Ex-Guantanamo detainee who killed U.S. soldier in combat faces legal challenge from soldier's family

The widow filed an application to receive the payout instead.
By Lucas Rowe | Jul 08, 2017
Canada's plan to pay $10.5 million to Omar Khadr, a former Guantanamo Bay detainee, is facing a lawsuit from the widow of an American soldier whom Khadr allegedly killed in Afghanistan. The widow filed an application to receive the payout instead.
Khadr was 15 years old when U.S. troops in Afghanistan caught him after a firefight in which U.S. Army medic SFC Christopher Speer died and U.S. Army Sgt. Layne Morris lost an eye. Khadr's captors took him to Guantanamo, where a military commission charged him with murder.
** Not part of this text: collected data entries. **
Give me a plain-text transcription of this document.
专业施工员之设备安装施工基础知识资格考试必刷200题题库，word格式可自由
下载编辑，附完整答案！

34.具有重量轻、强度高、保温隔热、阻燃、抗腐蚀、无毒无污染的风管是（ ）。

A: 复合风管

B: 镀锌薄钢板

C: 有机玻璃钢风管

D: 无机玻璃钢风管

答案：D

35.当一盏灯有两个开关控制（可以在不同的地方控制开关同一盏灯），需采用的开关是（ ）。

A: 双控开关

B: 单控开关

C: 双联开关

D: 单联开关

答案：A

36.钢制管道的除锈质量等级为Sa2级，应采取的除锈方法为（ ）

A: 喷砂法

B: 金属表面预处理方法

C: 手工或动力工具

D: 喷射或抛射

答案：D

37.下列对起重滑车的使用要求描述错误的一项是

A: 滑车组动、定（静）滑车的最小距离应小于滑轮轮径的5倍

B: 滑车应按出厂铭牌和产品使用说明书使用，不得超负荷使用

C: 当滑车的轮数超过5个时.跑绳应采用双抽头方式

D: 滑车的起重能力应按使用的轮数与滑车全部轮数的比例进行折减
He pleaded guilty in 2010 but later retracted his confession, saying that he made the confession because he thought it was his only chance of getting out of Guantanamo Bay.
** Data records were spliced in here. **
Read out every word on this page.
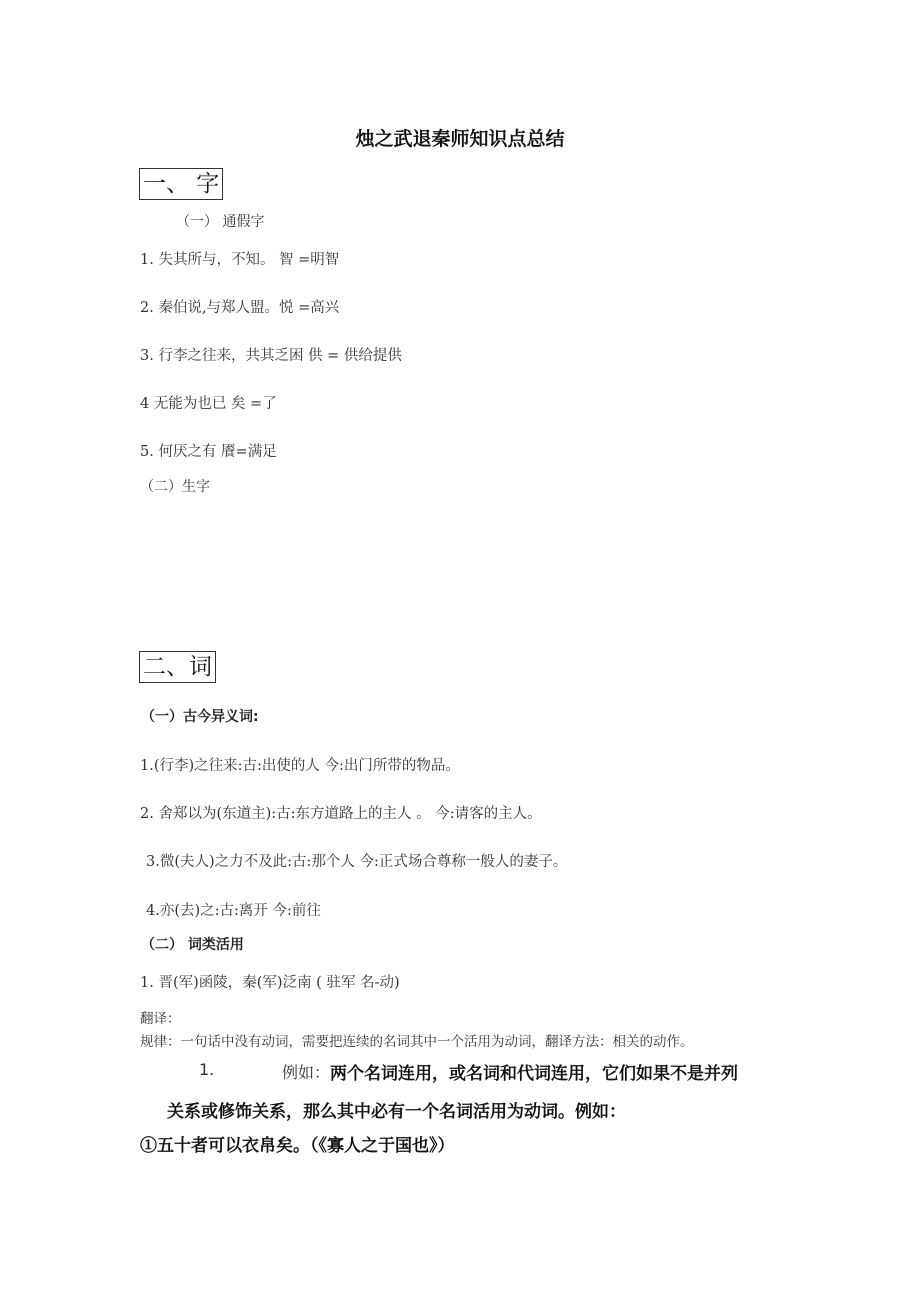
烛之武退秦师知识点总结
一、 字
（一） 通假字
1. 失其所与，不知。 智 =明智
2. 秦伯说,与郑人盟。悦 =高兴
3. 行李之往来，共其乏困 供 = 供给提供
4 无能为也已 矣 =了
5. 何厌之有 餍=满足
（二）生字
二、词
（一）古今异义词:
1.(行李)之往来:古:出使的人 今:出门所带的物品。
2. 舍郑以为(东道主):古:东方道路上的主人 。 今:请客的主人。
3.微(夫人)之力不及此:古:那个人 今:正式场合尊称一般人的妻子。
4.亦(去)之:古:离开 今:前往
（二） 词类活用
1. 晋(军)函陵，秦(军)泛南 ( 驻军 名-动)
翻译：
规律：一句话中没有动词，需要把连续的名词其中一个活用为动词，翻译方法：相关的动作。
1.	例如： 两个名词连用，或名词和代词连用，它们如果不是并列
关系或修饰关系，那么其中必有一个名词活用为动词。例如：
①五十者可以衣帛矣。（《寡人之于国也》）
Canadian personnel participated in the interrogations, and a Canadian court consequently ruled in 2010 that Canada owed Khadr $10.5 million in redress. Khadr is now living freely in Canada and is studying to become an emergency medical responder.
But a U.S. judge ruled in 2015 that Khadr must pay Morris and Tabitha Speer, Speer's widow, $134.2 million in damages. Don Winder, a lawyer representing Morris and Speer, said that he will go after the promised Canadian government payout.
He also said on Tuesday that he has filed an application several weeks ago to have a Canadian court enforce the U.S. judge's ruling. His application has not yet gotten a court hearing, however.
"We will be proceeding with that application and trying to make sure that if he gets money it goes to the widow of Sgt. Speer and Layne Morris for the loss of an eye," Winder told the Associated Press.